Nanotechnology is a hot topic in the engineering world. Discoveries at this tiny scale — meaning billionths of a meter, or the distance that fingernails grow each second — are inspiring optical and electronic innovations in fields ranging from medicine to construction.
But creating the substances required to advance such work is a heated issue. Fabricating nanomaterials is difficult. Results can be inconsistent, and the process requires toxic solvents and high temperatures. Consequently, the environmental costs could be significant.
Brent Nannenga, an assistant professor of chemical engineering in the Ira A. Fulton Schools of Engineering at Arizona State University, is exploring a biological route to more precise, less abrasive means of nanoparticle synthesis.
“Biology is very good at controlling the fine details of structures,” Nannenga says. “And there is a direct relationship between structure and function. If you really want to know how a biomolecule works, you need to understand its structure.”
Nannenga and his team at ASU’s Biodesign Center for Applied Structural Discovery are seeking to unlock some of these structures because understanding them, and their interaction with inorganic materials, could yield the ability to design biomolecules that create nanoparticles.
“Consider a materials scientist who wants a nanoparticle of a particular size and composition. Researchers could create proteins to synthesize that material in a very controllable, very reproducible manner,” he says. “Also, proteins work in regular aqueous solutions at room temperature. This is far more environmentally friendly than traditional processes.”
Nannenga’s vision has captured the attention of the National Science Foundation, which has selected him for a 2020 Faculty Early Career Development Program (CAREER) Award. Such recognition is reserved for researchers who show the potential to be academic role models and to advance the missions of their organizations. CAREER awards provide approximately half a million dollars over five years to further each recipient’s research.
For Nannenga and his team, the pathway to that ultimate goal of building biomolecules to fabricate specific nanomaterials begins with trying to understand the structure of one common protein that already synthesizes inorganic material.
“We are looking at ferritin and iron oxide,” he says. “Ferritin exists in all kingdoms of life from bacteria up to human beings. It takes iron and oxidizes it. We have computer modeling about how that interface may work, but nobody has ever really visualized it. So, I thought we could apply some of the cryo-electron microscopy or ‘cryo-EM’ methods that I learned during my post-doctoral work to do exactly that.”

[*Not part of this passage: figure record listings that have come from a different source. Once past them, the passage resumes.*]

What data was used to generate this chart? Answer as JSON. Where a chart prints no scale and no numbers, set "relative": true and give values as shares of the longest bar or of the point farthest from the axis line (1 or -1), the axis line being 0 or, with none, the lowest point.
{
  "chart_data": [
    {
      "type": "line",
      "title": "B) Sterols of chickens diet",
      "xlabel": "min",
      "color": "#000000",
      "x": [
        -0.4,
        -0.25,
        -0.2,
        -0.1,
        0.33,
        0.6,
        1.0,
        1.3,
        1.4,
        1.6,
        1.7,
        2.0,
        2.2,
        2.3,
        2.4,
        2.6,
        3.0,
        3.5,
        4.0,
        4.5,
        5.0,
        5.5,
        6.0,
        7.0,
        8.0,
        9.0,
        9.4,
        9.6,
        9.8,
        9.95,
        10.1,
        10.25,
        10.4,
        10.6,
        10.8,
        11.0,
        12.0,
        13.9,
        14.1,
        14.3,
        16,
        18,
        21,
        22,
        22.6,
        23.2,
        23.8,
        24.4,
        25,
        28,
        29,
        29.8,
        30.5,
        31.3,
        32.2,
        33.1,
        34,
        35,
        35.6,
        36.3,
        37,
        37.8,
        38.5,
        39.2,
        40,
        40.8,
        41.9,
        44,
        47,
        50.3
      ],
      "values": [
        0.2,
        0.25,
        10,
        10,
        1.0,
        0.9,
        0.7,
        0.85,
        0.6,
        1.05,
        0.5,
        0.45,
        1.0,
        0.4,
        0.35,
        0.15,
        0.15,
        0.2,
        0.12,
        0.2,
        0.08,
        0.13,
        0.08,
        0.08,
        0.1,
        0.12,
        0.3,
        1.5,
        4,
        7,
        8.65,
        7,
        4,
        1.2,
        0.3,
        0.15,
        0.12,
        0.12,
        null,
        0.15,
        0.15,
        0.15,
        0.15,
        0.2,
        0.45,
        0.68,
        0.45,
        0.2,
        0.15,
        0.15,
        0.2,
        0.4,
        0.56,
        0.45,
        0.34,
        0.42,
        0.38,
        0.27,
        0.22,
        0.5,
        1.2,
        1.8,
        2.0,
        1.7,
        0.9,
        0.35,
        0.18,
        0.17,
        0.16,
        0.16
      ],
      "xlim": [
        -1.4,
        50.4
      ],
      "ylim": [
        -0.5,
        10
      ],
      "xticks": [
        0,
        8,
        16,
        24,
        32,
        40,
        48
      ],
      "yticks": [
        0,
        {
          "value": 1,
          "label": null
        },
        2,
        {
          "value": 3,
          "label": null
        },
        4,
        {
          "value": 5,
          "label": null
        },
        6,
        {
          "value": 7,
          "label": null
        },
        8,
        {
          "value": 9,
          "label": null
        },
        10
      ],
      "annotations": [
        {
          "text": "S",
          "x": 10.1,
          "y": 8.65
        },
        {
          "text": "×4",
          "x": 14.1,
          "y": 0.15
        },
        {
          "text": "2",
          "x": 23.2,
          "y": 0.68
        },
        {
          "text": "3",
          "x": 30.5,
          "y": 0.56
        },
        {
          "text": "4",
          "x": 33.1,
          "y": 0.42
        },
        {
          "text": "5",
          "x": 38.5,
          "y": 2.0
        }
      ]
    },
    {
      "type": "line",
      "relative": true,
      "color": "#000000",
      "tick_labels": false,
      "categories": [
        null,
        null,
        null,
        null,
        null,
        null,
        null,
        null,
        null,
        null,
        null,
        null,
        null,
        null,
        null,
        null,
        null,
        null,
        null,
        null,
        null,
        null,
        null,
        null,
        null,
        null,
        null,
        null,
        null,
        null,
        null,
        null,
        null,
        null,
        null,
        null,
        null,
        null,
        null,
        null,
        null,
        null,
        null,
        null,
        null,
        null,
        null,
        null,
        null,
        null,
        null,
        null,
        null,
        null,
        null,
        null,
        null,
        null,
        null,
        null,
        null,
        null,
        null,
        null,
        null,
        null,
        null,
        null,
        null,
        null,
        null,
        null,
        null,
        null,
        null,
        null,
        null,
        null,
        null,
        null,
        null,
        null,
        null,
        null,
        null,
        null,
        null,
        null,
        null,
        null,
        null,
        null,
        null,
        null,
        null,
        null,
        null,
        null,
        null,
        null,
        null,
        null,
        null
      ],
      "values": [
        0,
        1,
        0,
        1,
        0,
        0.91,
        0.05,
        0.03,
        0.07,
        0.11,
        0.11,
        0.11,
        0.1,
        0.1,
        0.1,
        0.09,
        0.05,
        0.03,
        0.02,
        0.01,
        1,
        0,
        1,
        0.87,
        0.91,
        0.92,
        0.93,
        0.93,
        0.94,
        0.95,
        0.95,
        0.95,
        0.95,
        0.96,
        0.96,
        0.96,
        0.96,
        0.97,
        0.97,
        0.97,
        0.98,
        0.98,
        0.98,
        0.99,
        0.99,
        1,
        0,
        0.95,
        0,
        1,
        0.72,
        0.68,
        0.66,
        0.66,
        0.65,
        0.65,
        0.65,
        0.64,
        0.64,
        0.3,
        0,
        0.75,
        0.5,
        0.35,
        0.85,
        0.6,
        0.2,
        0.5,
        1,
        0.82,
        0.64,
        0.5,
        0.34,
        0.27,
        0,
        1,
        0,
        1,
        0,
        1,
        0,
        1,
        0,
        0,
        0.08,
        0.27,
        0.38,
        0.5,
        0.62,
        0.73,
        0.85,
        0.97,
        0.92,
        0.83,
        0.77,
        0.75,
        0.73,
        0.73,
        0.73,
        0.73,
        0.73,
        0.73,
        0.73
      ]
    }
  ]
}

Work of this kind involves very rare equipment: electron microscopes, which use electrons instead of light to visualize molecules and even individual atoms. It was access to such a device that attracted Nannenga to ASU from his work in structural biology at the Janelia Research Campus in northern Virginia, part of the Howard Hughes Medical Institute.
“Cryo-EM is a popular field right now. The Nobel Prize for chemistry in 2017 was awarded for developing this kind of microscopy for high-resolution determination of biomolecule structures,” he says. “So when I learned that ASU was getting this kind of machine, I was ready to move back home.”
Nannenga is an Arizona native, and conducted both his undergraduate and master’s degree work in chemical engineering at the Fulton Schools.
The challenge of answering questions about the structure of ferritin using electron microscopy relates to image resolution. When materials scientists look at silicon, for example, the dose of electrons applied by the microscope can be very high. It’s hundreds or thousands of electrons per square Angstrom, a unit of measure for interatomic distances. Such a powerful beam produces a clear image of molecular structure.
“But using that dose of electrons with biological material would just obliterate your sample,” Nannenga says. “So what cryo-EM does is dial back that dose to get an image that doesn’t ‘cook’ a given protein, for example. We are talking only five to 10 electrons per square Angstrom. Unfortunately, that lower dose means a poor signal-to-noise ratio. The image lacks the clarity we need.”
The solution to this problem is to gather a lot of images. “We take thousands of these pictures,” says Nannenga. “And we pick out tens of thousands, or hundreds of thousands, of different image sections. We can then combine them computationally to clearly visualize the structures we are trying to solve.”
Nannenga is hopeful that this novel work will expand the scientific community’s understanding of the frontier between biology and materials science. As a result of this new knowledge, the creation of new “bio-inorganic” compounds with unique properties and functions may offer answers to some of engineering’s most significant challenges.